Israeli Culture Through Films, a course taught by Hadar, quickly became a favorite among students.
“Students are interested to learn about the conflict happening there,” Hadar said. “They want to know more about the diverse population in Israel, and that’s the focus not only on the course but on the festival.”
One of her students, sophomore Eli Hayes, became involved with the festival when Hadar asked him to make an informal trailer of the three featured films.
“Not a lot of people know specifics about what’s going on in Israel,” Hayes said. “I think this is a good opportunity for kids to go and see firsthand what certain artists’ perspective is on the conflict.”
When choosing the films, the goal was both to incorporate many different elements of Israeli culture and to provide common ground for a wide range of students at the college.
“We want to show how many different layers of cultural mosaic Israel has in itself, and through these movies we are following this pattern and making sure that all of these layers are weaved in between each other,” Khokhlov said.

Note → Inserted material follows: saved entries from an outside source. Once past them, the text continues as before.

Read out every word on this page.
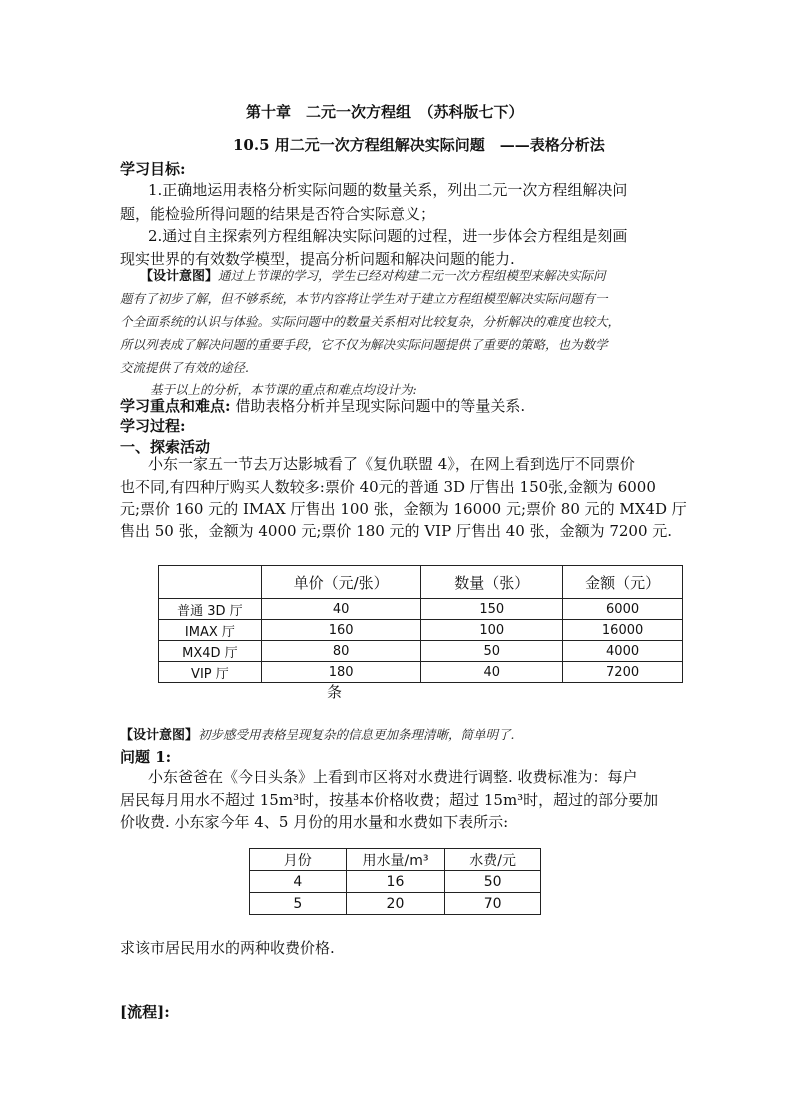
第十章　二元一次方程组　（苏科版七下）
10.5 用二元一次方程组解决实际问题　——表格分析法
学习目标:
1.正确地运用表格分析实际问题的数量关系，列出二元一次方程组解决问
题，能检验所得问题的结果是否符合实际意义；
2.通过自主探索列方程组解决实际问题的过程，进一步体会方程组是刻画
现实世界的有效数学模型，提高分析问题和解决问题的能力.
【设计意图】通过上节课的学习，学生已经对构建二元一次方程组模型来解决实际问
题有了初步了解，但不够系统，本节内容将让学生对于建立方程组模型解决实际问题有一
个全面系统的认识与体验。实际问题中的数量关系相对比较复杂，分析解决的难度也较大，
所以列表成了解决问题的重要手段，它不仅为解决实际问题提供了重要的策略，也为数学
交流提供了有效的途径.
基于以上的分析，本节课的重点和难点均设计为:
学习重点和难点: 借助表格分析并呈现实际问题中的等量关系.
学习过程:
一、探索活动
小东一家五一节去万达影城看了《复仇联盟 4》，在网上看到选厅不同票价
也不同,有四种厅购买人数较多:票价 40元的普通 3D 厅售出 150张,金额为 6000
元;票价 160 元的 IMAX 厅售出 100 张，金额为 16000 元;票价 80 元的 MX4D 厅
售出 50 张，金额为 4000 元;票价 180 元的 VIP 厅售出 40 张，金额为 7200 元.
	单价（元/张）	数量（张）	金额（元）
普通 3D 厅	40	150	6000
IMAX 厅	160	100	16000
MX4D 厅	80	50	4000
VIP 厅	180	40	7200
条
【设计意图】初步感受用表格呈现复杂的信息更加条理清晰，简单明了.
问题 1:
小东爸爸在《今日头条》上看到市区将对水费进行调整. 收费标准为：每户
居民每月用水不超过 15m³时，按基本价格收费；超过 15m³时，超过的部分要加
价收费. 小东家今年 4、5 月份的用水量和水费如下表所示:
月份	用水量/m³	水费/元
4	16	50
5	20	70
求该市居民用水的两种收费价格.
[流程]:
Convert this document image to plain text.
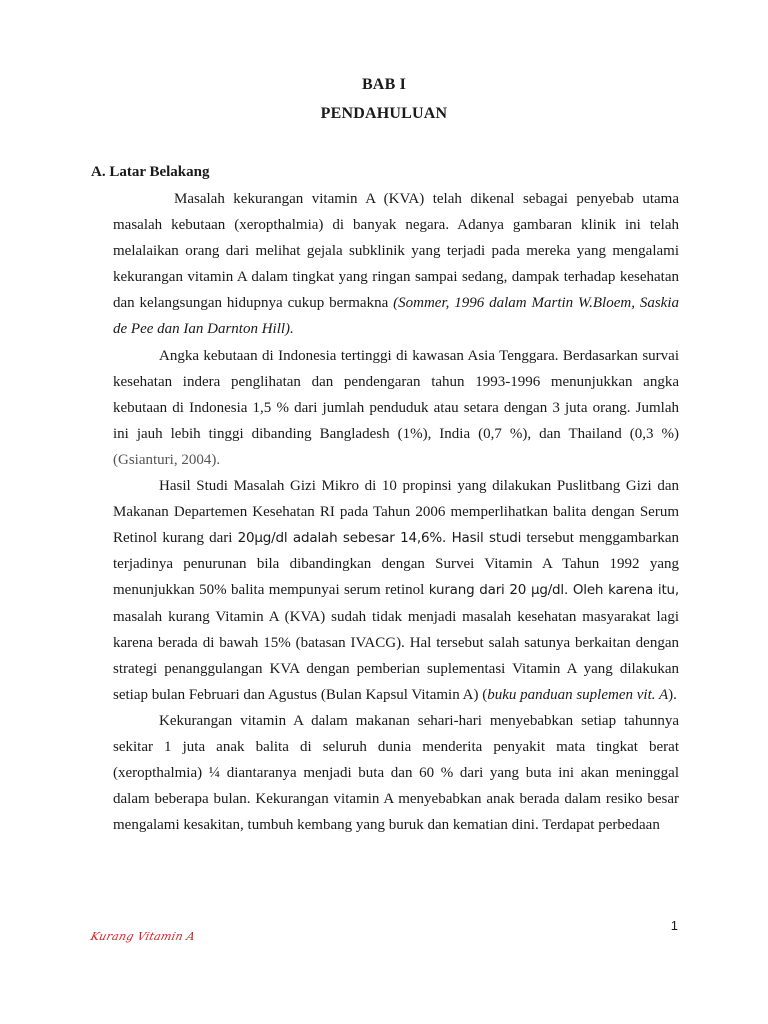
BAB I
PENDAHULUAN
A. Latar Belakang

Masalah kekurangan vitamin A (KVA) telah dikenal sebagai penyebab utama masalah kebutaan (xeropthalmia) di banyak negara. Adanya gambaran klinik ini telah melalaikan orang dari melihat gejala subklinik yang terjadi pada mereka yang mengalami kekurangan vitamin A dalam tingkat yang ringan sampai sedang, dampak terhadap kesehatan dan kelangsungan hidupnya cukup bermakna (Sommer, 1996 dalam Martin W.Bloem, Saskia de Pee dan Ian Darnton Hill).

Angka kebutaan di Indonesia tertinggi di kawasan Asia Tenggara. Berdasarkan survai kesehatan indera penglihatan dan pendengaran tahun 1993-1996 menunjukkan angka kebutaan di Indonesia 1,5 % dari jumlah penduduk atau setara dengan 3 juta orang. Jumlah ini jauh lebih tinggi dibanding Bangladesh (1%), India (0,7 %), dan Thailand (0,3 %) (Gsianturi, 2004).

Hasil Studi Masalah Gizi Mikro di 10 propinsi yang dilakukan Puslitbang Gizi dan Makanan Departemen Kesehatan RI pada Tahun 2006 memperlihatkan balita dengan Serum Retinol kurang dari 20μg/dl adalah sebesar 14,6%. Hasil studi tersebut menggambarkan terjadinya penurunan bila dibandingkan dengan Survei Vitamin A Tahun 1992 yang menunjukkan 50% balita mempunyai serum retinol kurang dari 20 μg/dl. Oleh karena itu, masalah kurang Vitamin A (KVA) sudah tidak menjadi masalah kesehatan masyarakat lagi karena berada di bawah 15% (batasan IVACG). Hal tersebut salah satunya berkaitan dengan strategi penanggulangan KVA dengan pemberian suplementasi Vitamin A yang dilakukan setiap bulan Februari dan Agustus (Bulan Kapsul Vitamin A) (buku panduan suplemen vit. A).

Kekurangan vitamin A dalam makanan sehari-hari menyebabkan setiap tahunnya sekitar 1 juta anak balita di seluruh dunia menderita penyakit mata tingkat berat (xeropthalmia) ¼ diantaranya menjadi buta dan 60 % dari yang buta ini akan meninggal dalam beberapa bulan. Kekurangan vitamin A menyebabkan anak berada dalam resiko besar mengalami kesakitan, tumbuh kembang yang buruk dan kematian dini. Terdapat perbedaan

1
Kurang Vitamin A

The first film, “The Ballad of Weeping Spring,” is a fantasy story about the formation of an orchestra, where the characters are defined by their morals, not by belonging to any race or culture. Khokhlov hopes that this film will appeal to music majors because of its focus on Israeli traditional music.
The second film, “The Flood,” explores the relationship between two brothers in modern-day Israel, the elder of whom is autistic. By dealing with issues of family strife and childhood psychology, Hadar said this film may provide a new perspective for those interested in social work or teaching.
“Garden of Eden,” the final film in the series, explores how one public park in Israel is used by a diverse range of citizens. The documentary shows the park’s role changing throughout the seasons in the lives of hasidic Jews and swanky, night-life residents of Tel Aviv alike. Even Hadar and her son appear briefly in the film, which Khokhlov said he hopes many documentary studies majors will learn from.
“The fact that it’s the Israel film festival is not the goal — the fact that we are dealing with issues of multiculturalism is what we want to emphasize,” Khokhlov said.
Following each screening, a panel will discuss one of the major themes presented in the film. Speakers include Deborah Starr, an expert in Jewish and Arab identities, associate professor of modern Arabic and Hebrew literature and film in the Department of Near Eastern Studies at Cornell University and the director of Cornell’s program of Jewish Studies; and Jessie Kranowitz ’12, program coordinator at Hillel who works with children with disabilities in the Ithaca area.
Hadar said Israeli film has recently gained attention in the international film industry, showing at many film festivals across the country.
“As we speak, these three films are being screened all over the nation in major film festivals,” Hadar said. “One of the biggest film festivals in LA is screening ‘The Ballad for Weeping Spring’ as a premiere … we are presenting the same film.”
Not only do these films have a cultural and personal value, Khokhlov said, but they are also a major part of the modern film scene.
“Israel film culture and scene exploded recently, maybe in the past five years,” Khokhlov said. “We want to make sure that as we are here, far away from most major film festivals, we can still show some of the great films here and discuss in the panels and expose people to different parts of Israel that we don’t necessarily talk about.”